Valeria si fermò di botto, attratta da un clangore strano. Sembrava un cozzare di latta, il rumore che fanno i barattoli battuti l’uno contro l’altro per scacciare i passeri dai terreni freschi di semina.

Proveniva dal sentiero che costeggiava i filari delle viti e si avvicinava in fretta.

Traballando sulle gambe grassocce partì al trotto con un riso gioioso, le braccia leggermente aperte e i pugni chiusi.

“Valeria, dove vai? Torna subito qui!” urlò Agnese.

La bambina si voltò appena verso sua madre che chiamava dalla porta di casa; puntò l’indice della mano destra verso un punto non visibile dalla casa e proseguì il suo trotterellare gioioso.

Due figure le venivano incontro e lei agitò le manine, salutando festosa nel linguaggio tipico dei bambini che iniziano a parlare.

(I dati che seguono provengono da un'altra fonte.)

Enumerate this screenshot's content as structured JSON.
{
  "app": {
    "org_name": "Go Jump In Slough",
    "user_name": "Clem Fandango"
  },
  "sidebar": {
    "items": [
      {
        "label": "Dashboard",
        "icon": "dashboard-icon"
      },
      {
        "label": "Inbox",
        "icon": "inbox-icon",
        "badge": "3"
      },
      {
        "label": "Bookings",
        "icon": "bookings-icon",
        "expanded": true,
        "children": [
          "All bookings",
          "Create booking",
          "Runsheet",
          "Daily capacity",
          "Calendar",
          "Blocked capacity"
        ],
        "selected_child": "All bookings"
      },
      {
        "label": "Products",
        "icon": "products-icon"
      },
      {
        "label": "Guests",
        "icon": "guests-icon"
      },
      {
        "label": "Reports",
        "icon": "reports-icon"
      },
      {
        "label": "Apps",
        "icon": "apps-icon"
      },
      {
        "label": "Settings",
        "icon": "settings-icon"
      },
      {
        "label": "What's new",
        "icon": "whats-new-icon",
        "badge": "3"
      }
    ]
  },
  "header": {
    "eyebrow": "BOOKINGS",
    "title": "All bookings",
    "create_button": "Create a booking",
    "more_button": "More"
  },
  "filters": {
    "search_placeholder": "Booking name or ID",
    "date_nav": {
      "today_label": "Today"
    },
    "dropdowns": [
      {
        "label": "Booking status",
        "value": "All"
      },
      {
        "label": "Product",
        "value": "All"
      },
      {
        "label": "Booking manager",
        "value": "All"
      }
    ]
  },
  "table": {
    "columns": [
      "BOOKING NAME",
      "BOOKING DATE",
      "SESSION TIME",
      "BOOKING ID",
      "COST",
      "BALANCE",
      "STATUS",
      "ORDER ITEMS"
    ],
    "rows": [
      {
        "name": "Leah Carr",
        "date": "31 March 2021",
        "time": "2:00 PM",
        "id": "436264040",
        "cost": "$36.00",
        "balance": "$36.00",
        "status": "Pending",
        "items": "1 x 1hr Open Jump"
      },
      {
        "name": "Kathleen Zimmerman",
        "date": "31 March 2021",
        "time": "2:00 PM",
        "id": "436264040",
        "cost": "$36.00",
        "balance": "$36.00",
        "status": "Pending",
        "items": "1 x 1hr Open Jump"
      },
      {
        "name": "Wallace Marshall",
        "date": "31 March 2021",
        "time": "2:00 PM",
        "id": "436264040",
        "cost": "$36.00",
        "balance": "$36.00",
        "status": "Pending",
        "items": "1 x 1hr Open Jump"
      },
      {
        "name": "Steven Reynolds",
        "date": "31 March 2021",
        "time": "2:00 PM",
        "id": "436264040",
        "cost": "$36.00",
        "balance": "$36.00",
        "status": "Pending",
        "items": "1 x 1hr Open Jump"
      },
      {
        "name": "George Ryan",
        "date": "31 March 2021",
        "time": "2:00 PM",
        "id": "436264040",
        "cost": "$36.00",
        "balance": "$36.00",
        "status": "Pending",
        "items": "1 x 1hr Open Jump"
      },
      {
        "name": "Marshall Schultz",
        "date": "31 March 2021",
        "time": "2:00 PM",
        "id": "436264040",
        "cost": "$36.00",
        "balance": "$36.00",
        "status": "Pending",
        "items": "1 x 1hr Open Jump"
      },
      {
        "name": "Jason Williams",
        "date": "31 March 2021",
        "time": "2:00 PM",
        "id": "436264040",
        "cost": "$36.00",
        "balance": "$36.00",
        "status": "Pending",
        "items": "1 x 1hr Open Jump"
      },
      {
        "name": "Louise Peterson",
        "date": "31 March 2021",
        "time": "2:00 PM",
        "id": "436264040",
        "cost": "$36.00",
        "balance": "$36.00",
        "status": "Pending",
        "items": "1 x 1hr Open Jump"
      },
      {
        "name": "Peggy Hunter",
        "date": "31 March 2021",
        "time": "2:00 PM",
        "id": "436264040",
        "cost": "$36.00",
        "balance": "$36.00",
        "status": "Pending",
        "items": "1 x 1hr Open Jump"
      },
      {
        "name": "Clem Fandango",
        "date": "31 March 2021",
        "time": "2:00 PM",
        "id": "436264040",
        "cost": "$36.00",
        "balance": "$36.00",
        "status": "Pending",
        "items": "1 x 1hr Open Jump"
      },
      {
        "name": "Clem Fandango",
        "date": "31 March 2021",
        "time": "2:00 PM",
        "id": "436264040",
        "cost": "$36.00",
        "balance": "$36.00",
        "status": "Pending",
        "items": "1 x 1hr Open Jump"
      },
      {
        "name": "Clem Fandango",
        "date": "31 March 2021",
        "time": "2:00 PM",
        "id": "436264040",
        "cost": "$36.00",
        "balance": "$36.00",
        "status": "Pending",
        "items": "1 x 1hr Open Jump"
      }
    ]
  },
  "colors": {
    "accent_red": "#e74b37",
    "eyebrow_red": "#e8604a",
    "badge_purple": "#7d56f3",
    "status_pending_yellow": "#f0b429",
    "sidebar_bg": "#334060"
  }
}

“Calein, calein!” cantilenò indicando i loro elmetti, simili ai “bucalèin”, i vasi da notte che sua madre, la sera, metteva sotto il letto.

Non le fecero festa; parlavano una lingua strana che non capiva. Allora si fermò, questa volta improvvisamente impaurita.

I due soldati tedeschi, giovanissimi, erano l’avanguardia di uno dei tanti comandi in ritirata, ma lei questo non poteva saperlo e tanto meno capirlo.

“Valeria, Valeria!” urlava sua madre che la guardava impietrita dall’angolo della casa.

Uno dei due soldati la spinse con il calcio del fucile.

“Kaputt!” e rise.

Valeria cadde battendo il sederino sulla terra dura. Fece la mescola, ma le lacrime rimasero lì, sul bordo delle ciglia. Non era una bambina che piangeva facilmente!

Si alzò pronta a protestare tutta la sua rabbia, ma pur così piccola, intuiva che c’era qualcosa che non andava, qualcosa di insolito.

“Sei cattivo!” sussurrò quando, girate le spalle, stava già correndo verso sua madre.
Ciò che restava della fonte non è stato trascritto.